Asistí a algunas de las entrevistas que Miguel Pérez Ferrero le hizo a Luis Buñuel para su libro biográfico. Fue en el edificio España. “La única dignidad es la nada. Viva el olvido”, dijo el director que cimbreó el dulce encanto de la burguesía. El crítico de ABC, Donald, le acosaba para que hablara de sus éxitos y sus premios con el fin de instalarle en la presunción. No lo consiguió.
Con Juan Antonio Bardem mantuve largos encuentros y filmó en mi despacho del ABC verdadero la escena clave de Resultado final. Era abiertamente comunista en una época que tal filiación significaba la cárcel. Destacaba Bardem, entre otras cosas, por su educación y por su sagacidad para los asuntos que resolvía en pantalla.
Luis García Berlanga fue visitante asiduo de ABC durante los 15 años en que dirigí el periódico, contando siempre con su hijo Jorge que lideraba la movida madrileña. El director de Patrimonio Nacional completó las tres B del mejor cine español del siglo XX, sin desdeñar a otros cineastas y de forma especial a Manolo Summers, que murió joven, pero que su huella de genialidad quedó impresa en varias películas inolvidables. Llevaba el cine inyectado en vena y el humor y la sensibilidad le brotaban de forma incesante de la piel y del alma.
Berlanga tenía la suerte de que una mujer excepcional, María Jesús, le acompañara. Eso lo han explicado muy bien Manuel Hidalgo y Juan Hernández Les en un libro definitivo. El que le falta, por cierto, a Pedro Almodóvar, en torno al cual gira el gran cine español del siglo XXI. El ministro Sánchez Bella hubiera prohibido el centenario de Berlanga, al que desdeñaba porque no se miraba en los ojos del dictador Franco. Emma Penella, actriz grande, me recordaba siempre las vejaciones del ministro hacia El verdugo. Sánchez Bella creyó que Luis García Berlanga quería reflejar la acreditada crueldad del dictador sobre la que Salvador de Madariaga escribió críticas acerbas. Cuando en 1988 le otorgamos en el periódico a Pedro Almodóvar, que estaba empezando, el ABC de Oro, Berlanga recordó en su intervención las cuchilladas que había propinado al cuerpo inmóvil de la dictadura franquista.

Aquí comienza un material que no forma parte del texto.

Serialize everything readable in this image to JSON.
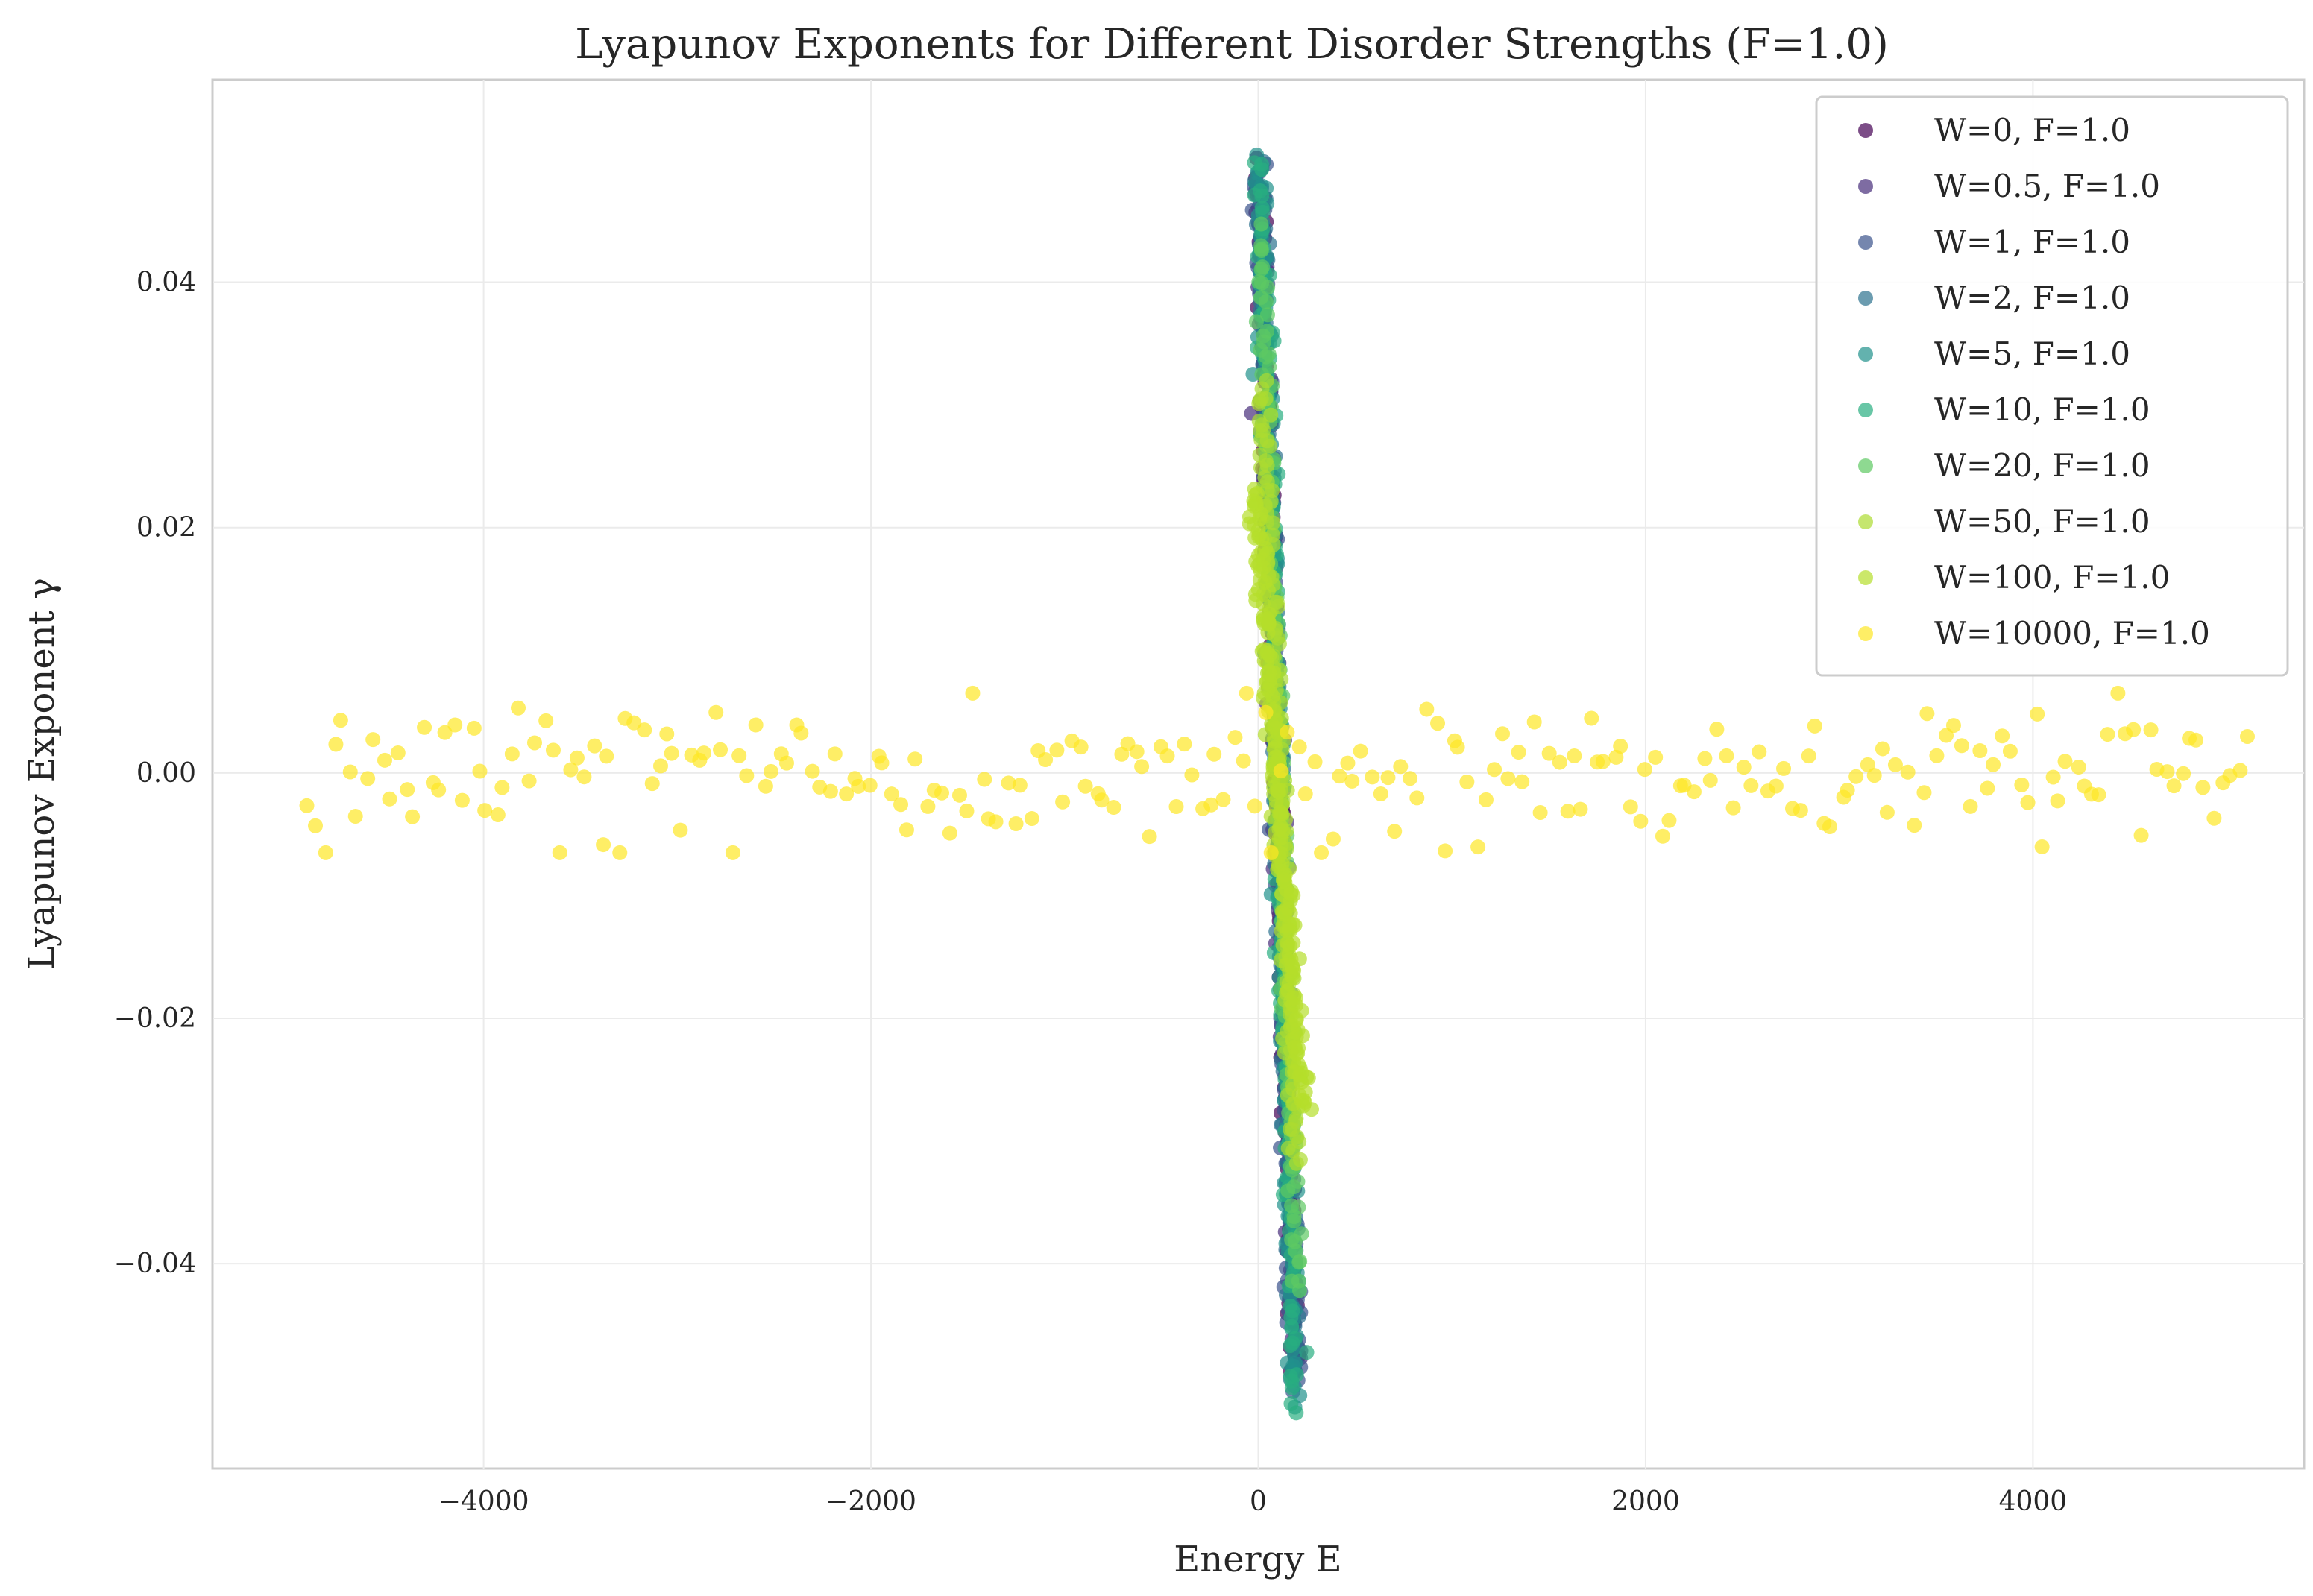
{
  "chart_data": {
    "type": "scatter",
    "title": "Lyapunov Exponents for Different Disorder Strengths (F=1.0)",
    "xlabel": "Energy E",
    "ylabel": "Lyapunov Exponent γ",
    "xlim": [
      -5400,
      5400
    ],
    "ylim": [
      -0.0567,
      0.0565
    ],
    "xticks": [
      -4000,
      -2000,
      0,
      2000,
      4000
    ],
    "xtick_labels": [
      "−4000",
      "−2000",
      "0",
      "2000",
      "4000"
    ],
    "yticks": [
      -0.04,
      -0.02,
      0.0,
      0.02,
      0.04
    ],
    "ytick_labels": [
      "−0.04",
      "−0.02",
      "0.00",
      "0.02",
      "0.04"
    ],
    "grid": true,
    "legend_position": "top-right",
    "series": [
      {
        "name": "W=0, F=1.0",
        "color": "#440154",
        "band": {
          "x_top": 5,
          "x_bottom": 190,
          "y_top": 0.049,
          "y_bottom": -0.049,
          "count": 150
        }
      },
      {
        "name": "W=0.5, F=1.0",
        "color": "#472d7b",
        "band": {
          "x_top": 5,
          "x_bottom": 190,
          "y_top": 0.049,
          "y_bottom": -0.049,
          "count": 150
        }
      },
      {
        "name": "W=1, F=1.0",
        "color": "#3b528b",
        "band": {
          "x_top": 5,
          "x_bottom": 192,
          "y_top": 0.0495,
          "y_bottom": -0.0495,
          "count": 150
        }
      },
      {
        "name": "W=2, F=1.0",
        "color": "#2c728e",
        "band": {
          "x_top": 8,
          "x_bottom": 193,
          "y_top": 0.05,
          "y_bottom": -0.05,
          "count": 150
        }
      },
      {
        "name": "W=5, F=1.0",
        "color": "#21918c",
        "band": {
          "x_top": 10,
          "x_bottom": 195,
          "y_top": 0.0505,
          "y_bottom": -0.0515,
          "count": 150
        }
      },
      {
        "name": "W=10, F=1.0",
        "color": "#28ae80",
        "band": {
          "x_top": 12,
          "x_bottom": 196,
          "y_top": 0.05,
          "y_bottom": -0.052,
          "count": 150
        }
      },
      {
        "name": "W=20, F=1.0",
        "color": "#5ec962",
        "band": {
          "x_top": 15,
          "x_bottom": 198,
          "y_top": 0.044,
          "y_bottom": -0.042,
          "count": 150
        }
      },
      {
        "name": "W=50, F=1.0",
        "color": "#addc30",
        "band": {
          "x_top": 20,
          "x_bottom": 200,
          "y_top": 0.032,
          "y_bottom": -0.032,
          "count": 150
        }
      },
      {
        "name": "W=100, F=1.0",
        "color": "#b5de2b",
        "band": {
          "x_top": -20,
          "x_bottom": 230,
          "y_top": 0.0235,
          "y_bottom": -0.0275,
          "count": 180
        }
      },
      {
        "name": "W=10000, F=1.0",
        "color": "#fde725",
        "spread": {
          "x_min": -4900,
          "x_max": 5100,
          "y_center": 0.0,
          "y_amp": 0.0065,
          "count": 240
        }
      }
    ]
  }
}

Ganó el Premio Príncipe de Asturias de las Artes y organicé para él una cena en la que el director resumió su entendimiento del cine, como la expresión de la belleza y el pensamiento profundo por medio de las imágenes. Comparé a Berlanga con Quevedo, hielo abrasador, fuego helado, herida que duele y no se siente. El autor de Todos a la cárcel se pasaba el mundo por los claros clarines. Despedazó los más varios escapularios ideológicos. Aprendió a apagar los fuegos con gasolina. Y hasta el fin de su vida mantuvo la coña fresca, la coña aviadora y marinera. “Te burlaste –escribí– de la escritura funeraria, de la avilantez de los juláis, de las escopetas nacionales, de los verdugos herborizados. Escuchaste con tus ojos a los muertos, otra vez Quevedo, y jibarizaste a los políticos con imágenes ofidias. Nadie te pudo poner un bozal, ni en la dictadura ni en la democracia. Cruzaste la selva cinematográfica silbando, entre los colmillos y los incesantes rebuznos de los mediocres, la canción de los ángeles jodidos. Odiabas la calderilla literaria y el verbo asnal de los pedantes. A un escritor famoso le pediste que te enviara sus obras completas encuadernadas, eso sí, en su propia piel. Tu pensamiento era deshabitado e imborrable, genital y altanero. Tenías la sonrisa vertical y se te encendía en los ojos la belleza de la mujer. Dejaste en las pantallas un reguero de diosas inacabables. Cuando escribías, tu sintaxis era desatinada, provocadora la metáfora, erecta la invectiva, en ascuas la palabra pedernal”.
Y cumplirás muchos, muchos y largos centenarios en el arte universal.